What is a cookie?

A cookie is a small text file stored on your computer by your web browser. It contains information sent to your computer by websites that you visit, so that later on they can read it back again.

Should I be worried by them?

Normally, no. Usually they are just used by that one website to help you – that could be to remember the settings you have ticked, remember the contents of your shopping basket or to provide you with the most relevant information.

Most cookies you will find are “first party” – these are set by the website you are visiting and only read by that site. For example, many sites use Google Analytics to see which of their pages are the most popular and which of their visitors are new or returning.

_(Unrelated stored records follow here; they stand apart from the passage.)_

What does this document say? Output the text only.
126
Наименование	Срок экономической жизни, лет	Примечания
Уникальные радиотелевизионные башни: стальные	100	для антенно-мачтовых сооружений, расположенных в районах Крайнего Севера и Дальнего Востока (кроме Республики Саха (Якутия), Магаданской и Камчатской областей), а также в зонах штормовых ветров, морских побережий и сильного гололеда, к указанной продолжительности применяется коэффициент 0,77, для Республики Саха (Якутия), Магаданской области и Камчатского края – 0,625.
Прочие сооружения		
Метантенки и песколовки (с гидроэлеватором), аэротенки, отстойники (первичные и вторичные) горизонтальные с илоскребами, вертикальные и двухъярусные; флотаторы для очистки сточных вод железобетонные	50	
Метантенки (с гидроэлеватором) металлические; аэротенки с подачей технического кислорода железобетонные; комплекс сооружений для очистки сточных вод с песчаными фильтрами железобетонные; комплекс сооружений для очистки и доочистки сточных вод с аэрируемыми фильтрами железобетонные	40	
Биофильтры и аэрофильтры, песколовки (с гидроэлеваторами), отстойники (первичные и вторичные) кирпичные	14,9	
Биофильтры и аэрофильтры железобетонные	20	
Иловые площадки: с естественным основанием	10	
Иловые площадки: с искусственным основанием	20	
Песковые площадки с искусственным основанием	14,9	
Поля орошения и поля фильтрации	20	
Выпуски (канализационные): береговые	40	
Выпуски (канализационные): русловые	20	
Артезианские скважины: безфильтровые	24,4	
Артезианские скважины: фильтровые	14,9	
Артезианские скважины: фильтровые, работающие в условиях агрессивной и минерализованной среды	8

This doesn’t mean the website are giving away any secrets about you to Google, it’s just helping the website provide the content that their visitors find the most interesting.

What do you use them for?

Here at Dear Geek we use cookies for 3 purposes, none of which are evil!

1) We use Google Analytics to see what articles are the most popular and how people find us, so we can do more of what you want to see.

2) We use some social ‘plugins’ that help people share content on sites like Twitter, Facebook and Google+ – we don’t get any information back from these sites and they will only share posts if you click the buttons. Your secrets are safe!

3) On the “Things the Geek loves” pages, and in some blog posts, we link to products we like and recommend. Some of these links are “affiliate” links – this means that if you buy something we will get a small reward. This doesn’t make what you buy more expensive, and we don’t know who buys what, it just helps us cover a tiny part of the costs of running this site. Again, no private information is shared, your secrets are safe.

They why do I have to opt in and not out?

For the reasons above we would really like you to opt in to our cookies – it helps us and it will improve the site for you.

European laws on privacy demand that visitors are not forced to accept cookies, and we have nothing to hide, so we are nice and transparent about asking you to opt in.